Wajah tua Jumari masih terlihat syok dan trauma. Walau masih terlihat sedih tapi pria enam anak ini sudah menerima kepergian orang-orang tercinta, istri Ginem (46) dan dua anak Juwita (14) serta Ubaidila Pata (7).Hingga Sabtu (6/8) tak berhenti kerabat, tetangga dan para guru anaknya menyampaikan dukacita mendalam. Dengan kedatangan orang yang prihatin keadaan keluarganya Jumari sudah terlihat tenang.
Saya seperti tak percaya dengan musibah yang datang tiba-tiba merengut nyawa orang-orang yang saya cintai. Rasanya seperti mimpi dan sulit untuk diungkapkan dengan kata-kata. Begitu tiba-tiba dan cepat berlalu.Kejadiannya Senin (1/8) malam sekitar pukul 20.30 wib.
Bagaimana tidak, saat kejadian pun saya sempat berdialog dengan istri saya,Ginem. Ginem paling suka nonton sinetron Cinta dan Dusta di Stasiun Televisi Indosiar. Sebenarnya, saat kejadian itu hujan turun dengan derasnya disertai guruh dan guntur. Karena begitu derasnya hujan sempat listrik di rumah tak menyala.
Nah, karena listrik padam. Setelah buka puasa, Istri saya naik ke tempat tidur bersama anak kami Juwita dan Ubay -- begitu sapaan Ubaidila - sehari-hari. Saya sempat melihat Ginem mengeloni anak kami Ubai. Naha, karena listrik padam, Ginem sempat pesan pada saya agar memanggilnya jika sudah hidup lampu.
Saat itu saya juga sedang berleh-leha duduk di depan televisi tak jauh dari tempat tidur Ginem. Rumah kami memang tak ada sekatnya. Disitu ruang tamu, kamar tidur dan dapur. Nah,,,saat saya berleha-leha itu tiba-tiba saya mendengar suara bruuuk,,,,,.Seperti pohon jatuh. Tiba-tiba entah bagaimana tubuh saya ikut limbung jatuh ke bawah.
Saya tak tahu dimana saya berada.Tiba-tiba saya sudah jatuh kebawah dan tepat berada di depan saya daun pintu. Dalam hitungan detik, saya tak dengar suara anak istri saya lagi. Barulah saya mulai mendengar jeritan orang-orang. Apa yang terjadi ? Ya Allah, ternyata rumah saya ambruk, jatuh amblas kebawah. Saya tak bisa berbuat apa-apa.

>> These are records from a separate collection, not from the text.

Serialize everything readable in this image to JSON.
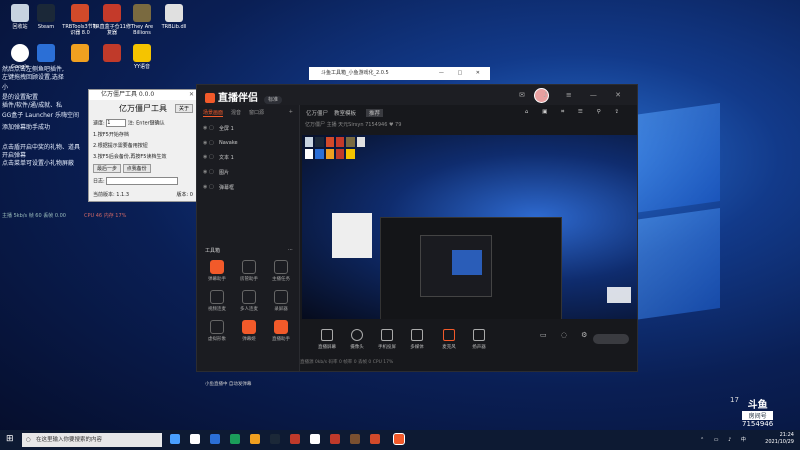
{
  "desktop": {
    "icons": [
      {
        "label": "回收站",
        "color": "#c7d3e0"
      },
      {
        "label": "Steam",
        "color": "#1b2838"
      },
      {
        "label": "TRBTools3节标识器 8.0",
        "color": "#d24a2a"
      },
      {
        "label": "TR直盒子仓11修复器",
        "color": "#c43a2a"
      },
      {
        "label": "They Are Billions",
        "color": "#7a6a40"
      },
      {
        "label": "TRBLib.dll",
        "color": "#e0e0e0"
      },
      {
        "label": "Google",
        "color": "#ffffff"
      },
      {
        "label": "",
        "color": "#2b6fd6"
      },
      {
        "label": "",
        "color": "#f0a020"
      },
      {
        "label": "",
        "color": "#c03a2a"
      },
      {
        "label": "YY语音",
        "color": "#f5c400"
      }
    ],
    "left_texts": [
      "然后点击左侧鱼吧插件,",
      "左键拖拽回顾设置,选择",
      "小",
      "是的设置配置",
      "插件/软件/通/成就、私",
      "GG盒子   Launcher   乐嗨空间",
      "添加弹幕助手成功",
      "点击盾开启中奖的礼物、道具",
      "开启弹幕",
      "点击菜单可设置小礼物屏蔽"
    ],
    "perf_left": "主播 5kb/s 帧 60 丢帧 0.00",
    "perf_right": "CPU 46 内存 17%"
  },
  "tool_window": {
    "title": "亿万僵尸工具 0.0.0",
    "heading": "亿万僵尸工具",
    "close_label": "关于",
    "speed_label": "速度:",
    "speed_value": "1",
    "speed_hint": "注: Enter键确认",
    "steps": [
      "1.按F5开始存档",
      "2.根据提示需要备用按钮",
      "3.按F5后会备份,再按F5读档生效"
    ],
    "btn_last": "最后一步",
    "btn_backup": "点我备份",
    "log_label": "日志:",
    "footer_left": "当前版本: 1.1.3",
    "footer_right": "版本: 0"
  },
  "mini_window": {
    "title": "斗鱼工具箱_小鱼游戏化_2.0.5"
  },
  "app": {
    "title": "直播伴侣",
    "badge": "标准",
    "left_tabs": [
      "场景画面",
      "混音",
      "窗口源"
    ],
    "scenes": [
      "全屏 1",
      "Navake",
      "文本 1",
      "图片",
      "弹幕框"
    ],
    "tools_heading": "工具箱",
    "tools": [
      {
        "label": "弹幕助手",
        "active": true
      },
      {
        "label": "房管助手",
        "active": false
      },
      {
        "label": "主播任务",
        "active": false
      },
      {
        "label": "视频连麦",
        "active": false
      },
      {
        "label": "多人连麦",
        "active": false
      },
      {
        "label": "录屏器",
        "active": false
      },
      {
        "label": "虚拟形象",
        "active": false
      },
      {
        "label": "弹幕姬",
        "active": true
      },
      {
        "label": "直播助手",
        "active": true
      }
    ],
    "sub_tabs": [
      "亿万僵尸",
      "教室模板",
      "推荐"
    ],
    "room_info": "亿万僵尸  主播  天元Sirsyn  7154946  ♥ 79",
    "bottom_tools": [
      "直播屏幕",
      "摄像头",
      "手机投屏",
      "多媒体",
      "麦克风",
      "扬声器"
    ],
    "status_text": "小鱼直播中 自动发弹幕",
    "right_stats": "直播源 0kb/s  码率 0  帧率 0  丢帧 0  CPU 17%"
  },
  "douyu": {
    "logo": "斗鱼",
    "sub": "房间号",
    "room": "7154946",
    "level": "17"
  },
  "taskbar": {
    "search_placeholder": "在这里输入你要搜索的内容",
    "time": "21:24",
    "date": "2021/10/29",
    "icons": [
      "#4aa0ff",
      "#ffffff",
      "#2b6fd6",
      "#1b9e5a",
      "#f0a020",
      "#1b2838",
      "#c03a2a",
      "#ffffff",
      "#c03a2a",
      "#7a5030",
      "#d24a2a",
      "#c43a2a",
      "#2b6fd6",
      "#f25a2a"
    ]
  }
}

Di depan mata saya menyaksikan rumah saya rata dengan tanah.Ya, saat hujan deras itu bukit dan tanah longsor dari tebing menimpa kediaman kami. Kejadiannya begitu cepat, sehingga saya tak tahu sudah dimana dan dimana keberadaan istri dan dua anak.Walau rumah saya amblas tapi syukurlah rumah anak ketiga saya Sri Wahyuni yang satu dinding dengan saya tak ikut ambruk.

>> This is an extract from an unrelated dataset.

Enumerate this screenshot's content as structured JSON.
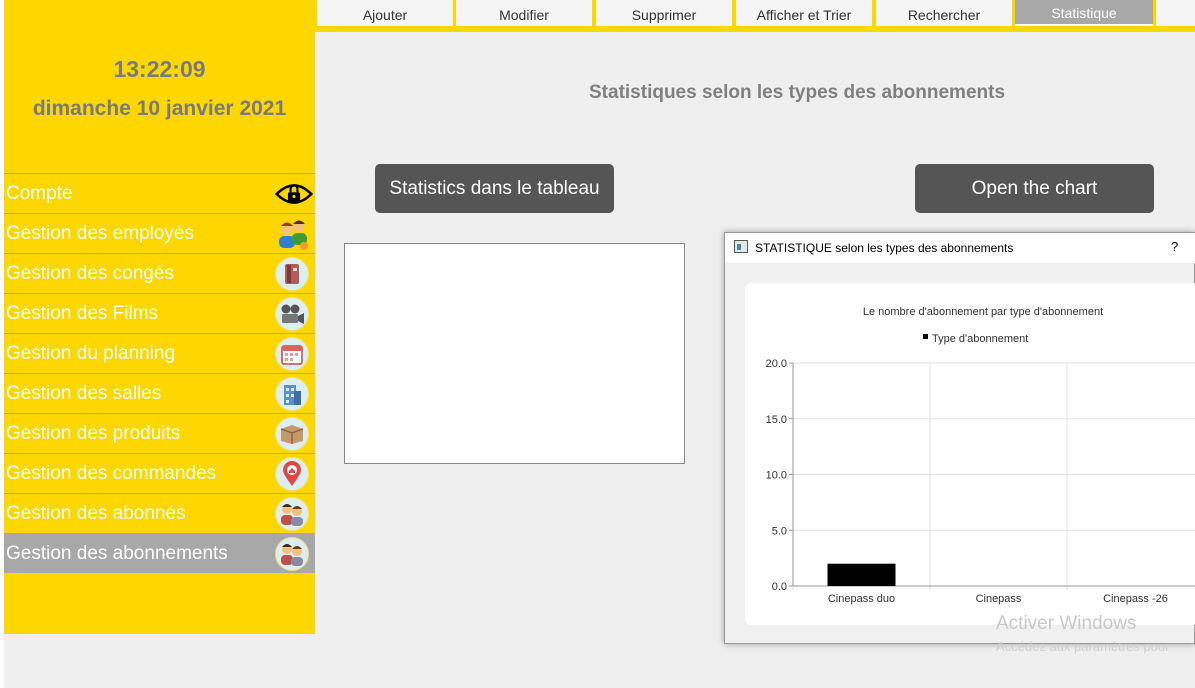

Yang saya dengar dari pihak kepolisian diduga longsor tersebut terjadi akibat hujan deras yang melanda daerah kawasan rumah kami sejak Senin sore hingga Senin Malam. Karena tak mampu menahan air dalam jumlah besar, tanah yang berada di bagian atas desa itu longsor dan menimpa rumah yang berada di Dusun lima dusun kami. Setahu kami di dusun itu baru kali inilah kejadian longsor seperti ini.
Butuh waktu dua hingga tiga jam untuk mengevakuasi jenazah korban yang tertimbun dalam tanah. Sebenarnya, anak sulung saya Muhammad Basuki (25) melihat tangan menyembul dari reruntuhan tanah. Tapi, kalau tangan itu ditarik takutnya patah. Apalagi, tanah disekitar lokasi tanahnya lembek dan hancur. Setelah tiga orang itu ditemukan ternyata semua sudah meninggal dunia.
Ya, apa dikata, saya harus pasrah dan Tawakkal dengan musibah mengenaskan itu. Yang saya tak habis pikir sekarang, kenapa istri 'membawa' pergi anak nomor 4,5 dan 6. Sedangkan yang masih bersama saya anak nomor 1,2 dan 3. Ya, seperti sudah diatur saja.
Sebenarnya, kami tak pantas tinggal dilokasi rumah yang berada diatas bukit. Tapi, apa daya, kami harus menerima keadaan ini. Sebab,kami orang susah yang tak punya apa-apa. Rumah itu pun tanahnya atas pemberian Kepdes Bantu Purba. 'Kalau kalian mau tinggal disitu, boleh saja'. Makanya, kami berjumlah 14 KK gotong royong membuat rumah ala kadarnya.